No piggyback files for 'xxx.xxx.xxx.xxx'. Skip processing.
[cpu_tracking] Stop [7fc154c45c40 - Snapshot(process=posix.times_result(user=0.020000000000000018, system=0.0, children_user=0.0, children_system=0.0, elapsed=0.02000000048428774))]
[agent] Success, execution time 2.0 sec | execution_time=1.970 user_time=0.020 system_time=0.010 children_user_time=0.000 children_system_time=0.000 cmk_time_agent=1.940

Hello,

I’m having the same issue here since upgrading server to 2.1.0 and installing the new linux agent.
I dont have much more useful logs to provide at the moment though, sorry.

I am having the same issue myself for both Windows and Linux agents. Enabled debug logging on the agent side and not seeing anything in the logs that helps to find the problems. I have looked at the server side and nothing there. What is strange is the warning clears about 1 minute after the previous error with a successful processing of info. We run a check against the agent every 5 minutes and we don’t get the error every 5 minutes.

I could post similar info for a Linux machine. This screenshot is for a Windows agent.

I am going to test not using the TLS to see if that resolves anything.

I switched off TLS and still am getting these errors! It does not appear to be related to the new agent communication.

Hello,

I also have the same problem. Let me know if anyone has a solution. Thanks

Best regards
Abdullah

We have the same problem after updating to 2.1 any news?

I‘ve still the same troubles with windows agent.

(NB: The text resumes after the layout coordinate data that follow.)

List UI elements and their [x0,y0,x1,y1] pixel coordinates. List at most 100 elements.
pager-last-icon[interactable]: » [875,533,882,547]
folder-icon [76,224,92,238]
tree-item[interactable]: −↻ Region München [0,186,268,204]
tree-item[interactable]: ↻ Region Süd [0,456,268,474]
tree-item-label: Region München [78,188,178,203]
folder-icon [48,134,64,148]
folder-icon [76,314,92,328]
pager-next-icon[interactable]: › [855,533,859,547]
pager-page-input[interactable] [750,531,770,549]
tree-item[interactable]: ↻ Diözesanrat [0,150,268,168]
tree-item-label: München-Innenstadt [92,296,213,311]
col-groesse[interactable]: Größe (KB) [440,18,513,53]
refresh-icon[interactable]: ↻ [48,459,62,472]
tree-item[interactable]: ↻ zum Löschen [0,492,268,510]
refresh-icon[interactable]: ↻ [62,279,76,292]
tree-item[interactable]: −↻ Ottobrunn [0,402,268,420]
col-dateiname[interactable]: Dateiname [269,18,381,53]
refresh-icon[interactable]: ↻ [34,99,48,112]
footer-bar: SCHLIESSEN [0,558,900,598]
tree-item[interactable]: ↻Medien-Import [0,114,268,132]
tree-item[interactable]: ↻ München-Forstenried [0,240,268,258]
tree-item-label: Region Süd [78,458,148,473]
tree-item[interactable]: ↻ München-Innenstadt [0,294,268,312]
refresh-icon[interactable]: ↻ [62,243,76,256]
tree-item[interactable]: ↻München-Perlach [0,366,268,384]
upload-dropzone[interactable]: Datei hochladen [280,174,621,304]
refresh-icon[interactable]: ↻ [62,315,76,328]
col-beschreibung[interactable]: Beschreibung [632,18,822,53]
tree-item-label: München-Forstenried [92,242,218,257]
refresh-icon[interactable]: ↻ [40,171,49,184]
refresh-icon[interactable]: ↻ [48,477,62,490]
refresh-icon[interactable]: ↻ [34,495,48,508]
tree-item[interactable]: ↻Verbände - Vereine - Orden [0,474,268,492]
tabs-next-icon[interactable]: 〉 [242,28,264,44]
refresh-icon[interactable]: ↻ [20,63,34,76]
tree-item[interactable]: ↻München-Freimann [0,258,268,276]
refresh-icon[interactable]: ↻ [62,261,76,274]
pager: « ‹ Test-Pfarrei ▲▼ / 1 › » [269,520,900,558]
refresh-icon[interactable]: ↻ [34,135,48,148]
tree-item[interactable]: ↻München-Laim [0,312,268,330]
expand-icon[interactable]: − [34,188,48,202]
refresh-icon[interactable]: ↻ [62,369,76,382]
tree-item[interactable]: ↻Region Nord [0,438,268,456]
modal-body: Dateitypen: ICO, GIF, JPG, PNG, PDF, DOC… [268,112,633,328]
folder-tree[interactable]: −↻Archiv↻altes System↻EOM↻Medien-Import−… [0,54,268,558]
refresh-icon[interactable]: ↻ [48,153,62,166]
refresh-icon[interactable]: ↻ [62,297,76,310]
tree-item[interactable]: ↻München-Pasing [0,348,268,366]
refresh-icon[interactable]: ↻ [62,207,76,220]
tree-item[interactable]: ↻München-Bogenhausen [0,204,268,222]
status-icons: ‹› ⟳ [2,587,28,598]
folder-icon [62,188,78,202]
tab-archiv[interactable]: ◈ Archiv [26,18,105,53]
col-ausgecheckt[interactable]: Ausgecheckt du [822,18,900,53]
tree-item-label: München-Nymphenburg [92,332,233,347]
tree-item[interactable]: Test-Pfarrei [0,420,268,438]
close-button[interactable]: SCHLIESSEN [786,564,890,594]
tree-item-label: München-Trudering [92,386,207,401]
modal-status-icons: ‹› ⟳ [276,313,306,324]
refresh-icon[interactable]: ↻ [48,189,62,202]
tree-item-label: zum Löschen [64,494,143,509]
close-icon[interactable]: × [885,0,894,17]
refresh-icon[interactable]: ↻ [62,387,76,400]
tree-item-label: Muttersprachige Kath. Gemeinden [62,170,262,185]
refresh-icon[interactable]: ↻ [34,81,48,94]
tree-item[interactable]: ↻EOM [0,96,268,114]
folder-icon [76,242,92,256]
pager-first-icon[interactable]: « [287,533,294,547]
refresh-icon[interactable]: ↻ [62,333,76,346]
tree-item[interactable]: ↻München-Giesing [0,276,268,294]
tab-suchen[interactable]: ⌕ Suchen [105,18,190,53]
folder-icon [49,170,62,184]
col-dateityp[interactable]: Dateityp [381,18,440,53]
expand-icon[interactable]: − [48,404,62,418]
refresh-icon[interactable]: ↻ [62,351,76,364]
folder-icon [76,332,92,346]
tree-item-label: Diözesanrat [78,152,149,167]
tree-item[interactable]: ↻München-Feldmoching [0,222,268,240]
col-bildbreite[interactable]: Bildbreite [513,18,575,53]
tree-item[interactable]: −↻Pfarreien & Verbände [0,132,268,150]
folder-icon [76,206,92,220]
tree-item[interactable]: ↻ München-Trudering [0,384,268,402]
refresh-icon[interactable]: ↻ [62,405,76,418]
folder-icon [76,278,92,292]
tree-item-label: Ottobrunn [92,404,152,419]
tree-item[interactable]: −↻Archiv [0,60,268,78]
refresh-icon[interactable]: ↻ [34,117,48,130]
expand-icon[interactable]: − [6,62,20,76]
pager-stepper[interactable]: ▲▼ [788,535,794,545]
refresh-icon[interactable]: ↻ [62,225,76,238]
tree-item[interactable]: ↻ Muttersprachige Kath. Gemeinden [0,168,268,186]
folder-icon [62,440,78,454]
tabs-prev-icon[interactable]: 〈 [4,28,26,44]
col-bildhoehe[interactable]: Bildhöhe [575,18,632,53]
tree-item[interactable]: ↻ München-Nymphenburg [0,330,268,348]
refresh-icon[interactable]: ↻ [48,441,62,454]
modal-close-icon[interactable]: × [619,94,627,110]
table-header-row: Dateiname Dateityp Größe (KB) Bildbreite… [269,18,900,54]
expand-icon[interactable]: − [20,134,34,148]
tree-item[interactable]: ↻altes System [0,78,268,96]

For Linux solved with a workaround, i‘m using individual call by ssh program call instead of agent access.

We were facing the same issue after changing the service check interval to 5 min. It seems the agent restarts pull handling after exactly 5 min of inactivity and if the check is attempted during the restart the connection is reset. Changing the interval to any other value fixes it.

**Check worked but only just:**
2022-11-30 20:02:29.686 [ctl:5428] [cmk_agent_ctl::modes::pull][DEBUG] processed task!
2022-11-30 20:07:26.548 [ctl:5428] [cmk_agent_ctl::modes::pull][DEBUG] Got no pull request within five minutes. Registration may have changed, thus restarting pull handling.
2022-11-30 20:07:26.569 [ctl:5428] [cmk_agent_ctl::modes::pull][INFO] Start listening for incoming pull requests
2022-11-30 20:07:26.590 [ctl:5428] [cmk_agent_ctl::modes::pull][INFO] Listening on [::]:6556 for incoming pull connections (IPv6 & IPv4 if activated)
2022-11-30 20:07:26.716 [ctl:5428] [cmk_agent_ctl::modes::pull][INFO] [::ffff:IP]:60268: Handling pull request.

**Connection was reset on the first attempt, retry 1 min later worked:**
2022-11-30 20:13:28.248 [ctl:5428] [cmk_agent_ctl::modes::pull][DEBUG] processed task!
2022-11-30 20:18:26.516 [ctl:5428] [cmk_agent_ctl::modes::pull][DEBUG] Got no pull request within five minutes. Registration may have changed, thus restarting pull handling.
2022-11-30 20:18:26.538 [ctl:5428] [cmk_agent_ctl::modes::pull][INFO] Start listening for incoming pull requests
2022-11-30 20:18:26.559 [ctl:5428] [cmk_agent_ctl::modes::pull][INFO] Listening on [::]:6556 for incoming pull connections (IPv6 & IPv4 if activated)
2022-11-30 20:19:26.588 [ctl:5428] [cmk_agent_ctl::modes::pull][INFO] [::ffff:eyepee]:34222: Handling pull request.

**Perfection:**
2022-11-30 20:40:29.986 [ctl:5428] [cmk_agent_ctl::modes::pull][DEBUG] processed task!
2022-11-30 20:44:56.646 [ctl:5428] [cmk_agent_ctl::modes::pull][INFO] [::ffff:yippee]:38832: Handling pull request.

Any news from check_mk team? The problem still exists.

We have the same problem

Hi!

The same thing happened to me since I upgraded to version 2.1, but it has been solved following Miffed’s recommendation (thanks Miffed!). Add that the check interval not only has to be different from 5, it also must not be a multiple (10, 15, etc.).

Thanks!

this will not work for us. Do you just change the check interval?

Hi hesne,

That’s how it is. Try to create a new rule for one of your check_mk host and service with a non-multiple value of 5:

Please let us know if it has worked for you.

1 Like

Works for us! Thank you.

You are welcome :slightly_smiling_face: Thank you very much for confirming

We’ve also seen this - wow… check interval 5 minute will cause problems :smiley:

@SergejKipnis is that something that can be fixed within the agent?

Hi!

Well, this is a bug for sure, thanks for the ping @gstolz

It’s not only about accidentally hitting this 5 minute restart by chance.
Everytime a connection is being accepted, the agent controller will start to listen for exactly 5 minutes, so, given a 5 minute check interval, there’s a significant chance to hit the restart instant on the next request after every successful one.
The connection is handled asynchronously, so even the time to execute the agent (and its plugins) won’t add to the 5 minute timeout.

… We’ll fix that and let you know :slight_smile:

Cheers
Andi

2 Likes

Hi again!

This bug will be fixed with Linux agent: timing problem with 5 minute check interval

Cheers
Andi

2 Likes